Python's logging framework is powerful, but gives you plenty of ways to shoot yourself in the foot. To make matters worse, logging mistakes are subtle and slip through code review easily.

In my time at Venmo, I've seen logging mistakes cause everything from unneeded debugging to application crashes. Here are the most common culprits:

Manual Interpolation

Bad:

logger.info("My data: %s" % some_data)
# or, equivalently
logger.info("My data: {}".format(some_data))

Good:

logger.info("My data: %s", some_data)

This pushes the interpolation off to the logging framework:

Pylint will detect this antipattern as W1201 and W1202.

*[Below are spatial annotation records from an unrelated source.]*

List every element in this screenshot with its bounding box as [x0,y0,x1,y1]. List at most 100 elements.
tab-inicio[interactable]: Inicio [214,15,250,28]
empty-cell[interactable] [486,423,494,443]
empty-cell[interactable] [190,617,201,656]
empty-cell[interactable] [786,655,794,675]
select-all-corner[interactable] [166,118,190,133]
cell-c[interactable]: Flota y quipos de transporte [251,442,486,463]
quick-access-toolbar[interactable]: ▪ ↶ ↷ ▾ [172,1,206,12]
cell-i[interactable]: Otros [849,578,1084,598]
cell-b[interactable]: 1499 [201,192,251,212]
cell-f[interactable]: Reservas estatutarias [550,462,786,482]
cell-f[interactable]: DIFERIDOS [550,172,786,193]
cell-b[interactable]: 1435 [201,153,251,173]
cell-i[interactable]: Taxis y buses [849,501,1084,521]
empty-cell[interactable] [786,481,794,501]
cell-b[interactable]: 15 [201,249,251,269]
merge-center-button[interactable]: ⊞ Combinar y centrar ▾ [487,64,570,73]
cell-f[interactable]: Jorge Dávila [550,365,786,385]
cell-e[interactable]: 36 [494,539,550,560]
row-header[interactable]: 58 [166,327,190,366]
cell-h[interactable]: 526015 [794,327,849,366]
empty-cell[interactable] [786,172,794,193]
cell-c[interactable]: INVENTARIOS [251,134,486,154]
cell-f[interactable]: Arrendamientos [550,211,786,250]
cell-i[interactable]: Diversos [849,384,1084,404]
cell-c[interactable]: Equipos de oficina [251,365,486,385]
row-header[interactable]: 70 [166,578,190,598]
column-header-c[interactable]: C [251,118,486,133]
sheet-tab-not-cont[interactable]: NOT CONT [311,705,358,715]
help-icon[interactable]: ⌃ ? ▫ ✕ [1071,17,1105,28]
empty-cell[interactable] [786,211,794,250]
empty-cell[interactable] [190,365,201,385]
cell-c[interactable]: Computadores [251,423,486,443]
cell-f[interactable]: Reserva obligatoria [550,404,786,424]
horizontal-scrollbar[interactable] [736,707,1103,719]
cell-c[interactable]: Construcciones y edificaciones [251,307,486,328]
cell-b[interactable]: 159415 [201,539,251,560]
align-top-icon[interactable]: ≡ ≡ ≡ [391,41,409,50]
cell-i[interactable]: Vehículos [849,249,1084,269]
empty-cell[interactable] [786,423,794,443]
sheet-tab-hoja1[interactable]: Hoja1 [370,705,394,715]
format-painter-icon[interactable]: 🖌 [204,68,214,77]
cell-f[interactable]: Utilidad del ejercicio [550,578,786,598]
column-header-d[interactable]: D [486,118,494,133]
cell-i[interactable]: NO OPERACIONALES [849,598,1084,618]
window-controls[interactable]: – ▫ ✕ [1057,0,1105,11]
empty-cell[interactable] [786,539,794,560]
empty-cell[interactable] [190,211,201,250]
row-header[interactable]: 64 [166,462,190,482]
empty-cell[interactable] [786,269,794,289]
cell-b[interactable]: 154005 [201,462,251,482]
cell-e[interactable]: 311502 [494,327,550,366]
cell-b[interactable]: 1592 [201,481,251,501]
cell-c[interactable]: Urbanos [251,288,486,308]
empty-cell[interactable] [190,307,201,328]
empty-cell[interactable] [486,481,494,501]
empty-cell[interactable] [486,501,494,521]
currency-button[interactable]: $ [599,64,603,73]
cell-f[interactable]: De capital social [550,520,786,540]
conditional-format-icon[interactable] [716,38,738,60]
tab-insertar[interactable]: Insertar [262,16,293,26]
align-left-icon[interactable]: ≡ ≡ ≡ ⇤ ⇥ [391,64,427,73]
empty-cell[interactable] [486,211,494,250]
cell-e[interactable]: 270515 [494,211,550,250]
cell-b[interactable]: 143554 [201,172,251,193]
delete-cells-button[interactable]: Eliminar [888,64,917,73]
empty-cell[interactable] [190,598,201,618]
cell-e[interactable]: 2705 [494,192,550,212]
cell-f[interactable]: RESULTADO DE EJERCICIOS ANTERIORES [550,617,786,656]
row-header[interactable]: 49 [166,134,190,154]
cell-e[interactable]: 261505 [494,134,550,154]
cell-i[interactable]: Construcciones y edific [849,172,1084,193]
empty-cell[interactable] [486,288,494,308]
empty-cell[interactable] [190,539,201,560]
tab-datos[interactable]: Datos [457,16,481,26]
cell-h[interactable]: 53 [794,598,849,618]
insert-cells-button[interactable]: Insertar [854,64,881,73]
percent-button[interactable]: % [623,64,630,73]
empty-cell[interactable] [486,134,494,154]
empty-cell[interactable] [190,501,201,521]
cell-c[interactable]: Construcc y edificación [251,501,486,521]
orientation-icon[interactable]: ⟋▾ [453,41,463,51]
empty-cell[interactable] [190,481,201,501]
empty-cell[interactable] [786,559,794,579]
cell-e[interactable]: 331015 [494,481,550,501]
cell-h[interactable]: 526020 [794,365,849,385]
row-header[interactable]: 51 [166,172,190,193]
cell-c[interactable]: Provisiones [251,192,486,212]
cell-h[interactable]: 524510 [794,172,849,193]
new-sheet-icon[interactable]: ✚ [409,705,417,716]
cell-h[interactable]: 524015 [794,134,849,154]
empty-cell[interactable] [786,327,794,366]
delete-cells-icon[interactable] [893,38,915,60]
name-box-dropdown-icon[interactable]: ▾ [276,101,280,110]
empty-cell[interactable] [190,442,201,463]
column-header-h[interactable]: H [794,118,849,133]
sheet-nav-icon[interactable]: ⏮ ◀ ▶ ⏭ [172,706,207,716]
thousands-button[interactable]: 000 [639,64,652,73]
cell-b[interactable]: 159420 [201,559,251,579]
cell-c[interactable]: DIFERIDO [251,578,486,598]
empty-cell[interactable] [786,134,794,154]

logger.error(...e) in exception handlers

Bad:

try:
    ...
except FooException as e:
    logger.error("Uh oh! Error: %s", e)

Good:

try:
    ...
except FooException:
    logger.exception("Uh oh!")

Formatting an exception throws away the traceback, which you usually want for debugging. logger.exception is a helper that calls logger.error but also logs the traceback.

Implicitly encoding unicode data

Bad:

checkmark = '√'.decode('utf-8')
logger.info("My data: %s", checkmark)

Good:

logger.info("My data: %r", checkmark)

Using %s with a unicode string will cause it to be encoded, which will cause an EncodingError unless your default encoding is utf-8. Using %r will format the unicode in \u-escaped repr format instead.